Analyst to focus on Bavarian Nordic, Novo Nordisk and Lundbeck in 2022

Søren Løntoft Hansen, senior analyst at Sydbank, will be keeping a particularly close eye on the three companies to see how they deal with clinical results, promising candidates and production problems.
Photo: Philip Davali/Ritzau Scanpix
Photo: Philip Davali/Ritzau Scanpix
BY CHRISTOPHER DUE KARLSSON, translated by catherine brett

A new year means a new set of challenges for Denmark's life science companies, which are followed closely by Sydbank senior analyst Søren Løntoft Hansen, who has his sights trained on Bavarian Nordic, Novo Nordisk and Lundbeck in 2022.

Bavarian Nordic is expected to release further phase II results for its Covid-19 vaccine ABNCoV2 and start a phase III trial of the candidate this year.

"There will probably be some news on that in the second half of 2022. They are also starting their RSV study, though data probably will not be released until 2023. But in connection with this, it will be interesting to see what conversations they are having with potential partners, and whether we will see a partnership agreement at some point in 2022," says Løntoft Hansen.

Bavarian Nordic announced a capital funding round at the end of 2021 in order to fund a phase III study of the company's RSV vaccine candidate in the first half of 2022. CEO Paul Chaplin also announced that potential partners will be considered alongside the clinical study, which is expected to last a year.

Bavarian Nordic's share price increased by 43 percent in 2021.

Spotlight on production problems at Novo Nordisk

Løntoft Hansen will also be keeping a close eye on Denmark's largest pharmaceutical company, Novo Nordisk, which had a very positive 2021 in terms of share price, boasting a 71 percent value increase.

The analyst expects the underlying development for this new level of growth to continue, and says that quarterly performance will influence the share price.

However, he also highlights the problems the company has faced in 2021, which are expected to carry through into the new year. This includes a new insulin tender model in China, which led Novo Nordisk to announce in November that it expects sales growth to decrease by 3 percent in 2022.

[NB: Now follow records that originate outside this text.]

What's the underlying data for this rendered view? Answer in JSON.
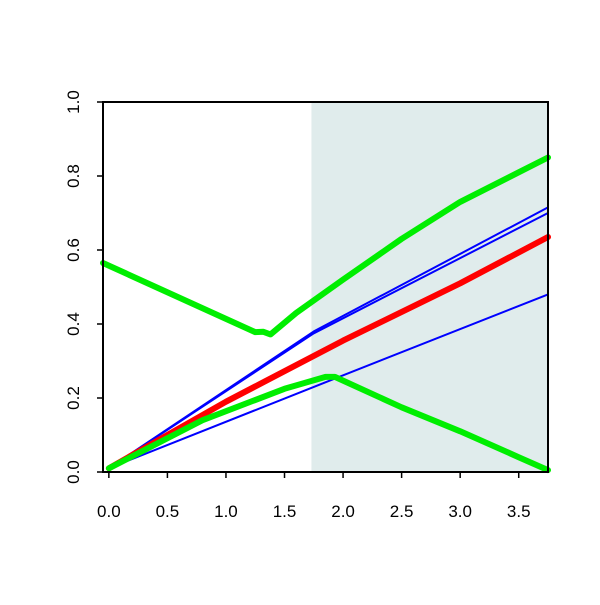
{
  "chart_data": {
    "type": "line",
    "title": "",
    "xlabel": "",
    "ylabel": "",
    "xlim": [
      -0.05,
      3.75
    ],
    "ylim": [
      0.0,
      1.0
    ],
    "x_ticks": [
      0.0,
      0.5,
      1.0,
      1.5,
      2.0,
      2.5,
      3.0,
      3.5
    ],
    "x_tick_labels": [
      "0.0",
      "0.5",
      "1.0",
      "1.5",
      "2.0",
      "2.5",
      "3.0",
      "3.5"
    ],
    "y_ticks": [
      0.0,
      0.2,
      0.4,
      0.6,
      0.8,
      1.0
    ],
    "y_tick_labels": [
      "0.0",
      "0.2",
      "0.4",
      "0.6",
      "0.8",
      "1.0"
    ],
    "grid": false,
    "legend": "none",
    "shaded_region": {
      "x_start": 1.73,
      "x_end": 3.75,
      "color": "#e0ecec"
    },
    "series": [
      {
        "color": "#0000ff",
        "width": "thin",
        "x": [
          0.0,
          1.75,
          3.75
        ],
        "y": [
          0.01,
          0.38,
          0.715
        ]
      },
      {
        "color": "#0000ff",
        "width": "thin",
        "x": [
          0.0,
          1.75,
          3.75
        ],
        "y": [
          0.01,
          0.375,
          0.7
        ]
      },
      {
        "color": "#0000ff",
        "width": "thin",
        "x": [
          0.0,
          1.75,
          3.75
        ],
        "y": [
          0.01,
          0.23,
          0.48
        ]
      },
      {
        "color": "#ff0000",
        "width": "thick",
        "x": [
          0.0,
          1.0,
          2.0,
          3.0,
          3.75
        ],
        "y": [
          0.01,
          0.19,
          0.355,
          0.51,
          0.635
        ]
      },
      {
        "color": "#00ee00",
        "width": "thick",
        "x": [
          -0.05,
          1.25,
          1.32,
          1.38,
          1.6,
          2.0,
          2.5,
          3.0,
          3.5,
          3.75
        ],
        "y": [
          0.565,
          0.378,
          0.379,
          0.372,
          0.43,
          0.52,
          0.63,
          0.73,
          0.81,
          0.85
        ]
      },
      {
        "color": "#00ee00",
        "width": "thick",
        "x": [
          0.0,
          0.8,
          1.5,
          1.85,
          1.93,
          2.5,
          3.0,
          3.5,
          3.75
        ],
        "y": [
          0.01,
          0.14,
          0.225,
          0.257,
          0.257,
          0.175,
          0.11,
          0.04,
          0.005
        ]
      }
    ]
  }
}
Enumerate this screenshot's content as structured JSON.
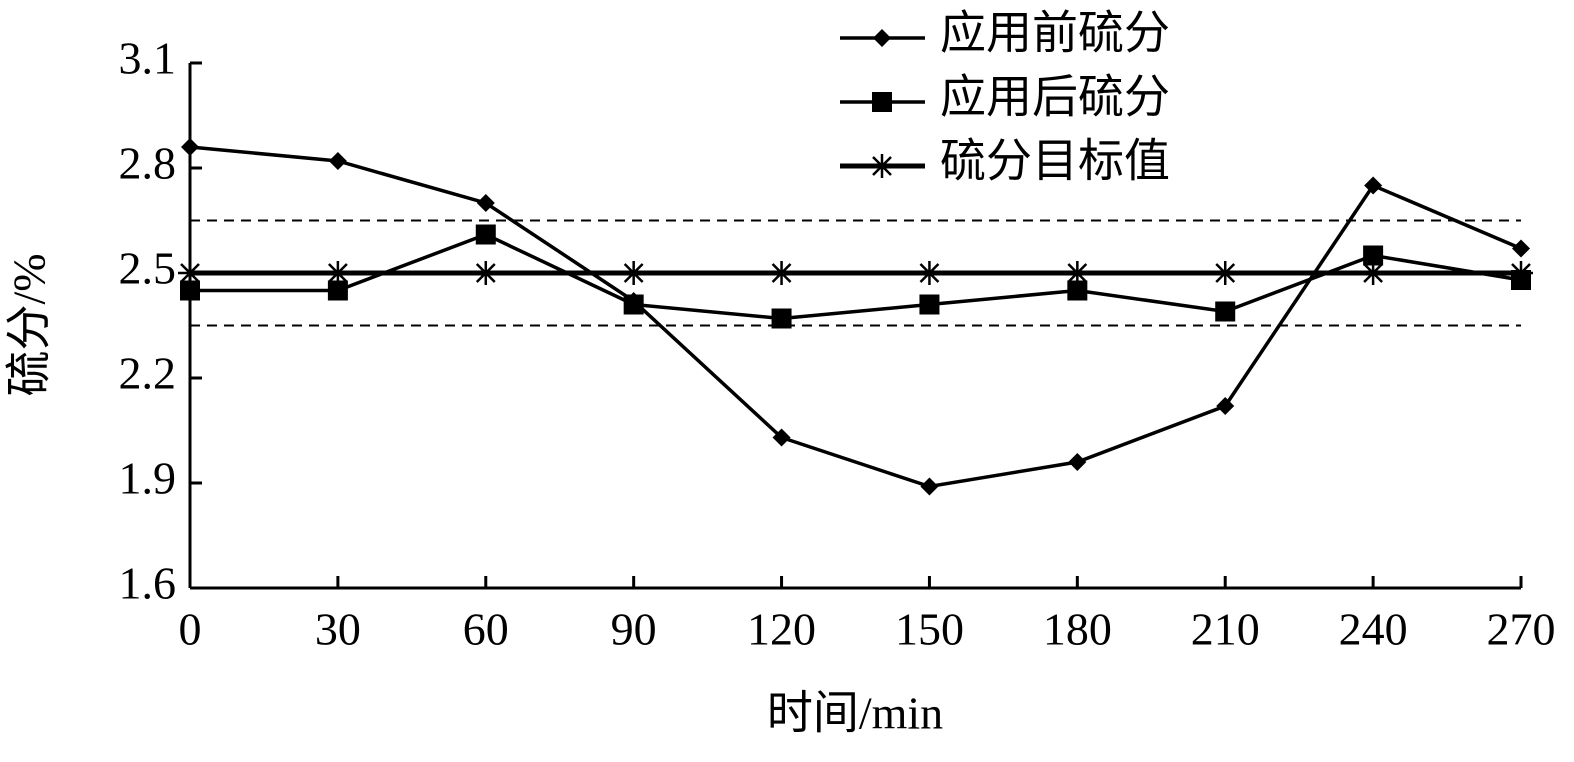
{
  "chart_data": {
    "type": "line",
    "x_label": "时间/min",
    "y_label": "硫分/%",
    "x": [
      0,
      30,
      60,
      90,
      120,
      150,
      180,
      210,
      240,
      270
    ],
    "series": [
      {
        "name": "应用前硫分",
        "color": "#000000",
        "marker": "diamond",
        "values": [
          2.86,
          2.82,
          2.7,
          2.42,
          2.03,
          1.89,
          1.96,
          2.12,
          2.75,
          2.57
        ]
      },
      {
        "name": "应用后硫分",
        "color": "#000000",
        "marker": "square",
        "values": [
          2.45,
          2.45,
          2.61,
          2.41,
          2.37,
          2.41,
          2.45,
          2.39,
          2.55,
          2.48
        ]
      },
      {
        "name": "硫分目标值",
        "color": "#000000",
        "marker": "asterisk",
        "values": [
          2.5,
          2.5,
          2.5,
          2.5,
          2.5,
          2.5,
          2.5,
          2.5,
          2.5,
          2.5
        ]
      }
    ],
    "reference_lines": [
      2.65,
      2.35
    ],
    "xlim": [
      0,
      270
    ],
    "xticks": [
      0,
      30,
      60,
      90,
      120,
      150,
      180,
      210,
      240,
      270
    ],
    "ylim": [
      1.6,
      3.1
    ],
    "yticks": [
      1.6,
      1.9,
      2.2,
      2.5,
      2.8,
      3.1
    ],
    "legend": "top"
  }
}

Novo Nordisk also experienced problems with its newly launched obesity drug Wegovy in 2021. The most recent hurdle was the announcement in December that the syringe manufacturer for the Wegovy injection pens had temporarily stopped production. Novo Nordisk therefore does not expect to meet patient demand for Wegovy in the US until the second half of 2022.

"Of course, it will be exciting to see how and when they solve this problem, and whether they will bounce back enough in terms of production and supply to be able to meet patient demand in 2022. That will be very exciting," says Løntoft Hansen, who does not expect Novo Nordisk to have as good a year as last year when it comes to share price.

"I still think the share will perform well, but you probably shouldn't bank on a 70 percent return from it. It would really surprise me if that happened in 2022."

All eyes on Lundbeck candidate

Compared to Bavarian Nordic and Novo Nordisk, Lundbeck had a significantly more challenging 2021, as its share price dropped 20 percent.

However, it is still worth keeping an eye on the company in 2022, as Lundbeck is expected to release phase III results for its candidate Rexulti, which aims to treat agitation in Alzheimer's patients in the middle of the year.

"Their late-stage pipeline is still narrow, and needs to be strengthened, when you consider the risk associated with it. But there is no doubt that phase III results for Rexulti are a share trigger," says Løntoft Hansen.

Lundbeck and its partner Otsuka chose to continue the phase III study in April last year, based on an independent analysis of preliminary results. The companies chose to enroll 330 people in the study, meaning it ran at full capacity, rather than stopping the study at 255 patients.

"We introduced this component to the study because the medical need is huge, and we wanted to have the opportunity to take an early look at the data and see whether the candidate had a sufficiently strong effect to allow us to culminate the study early. It did not," Lundbeck's research and development head Johan Luthman told MedWatch at the time.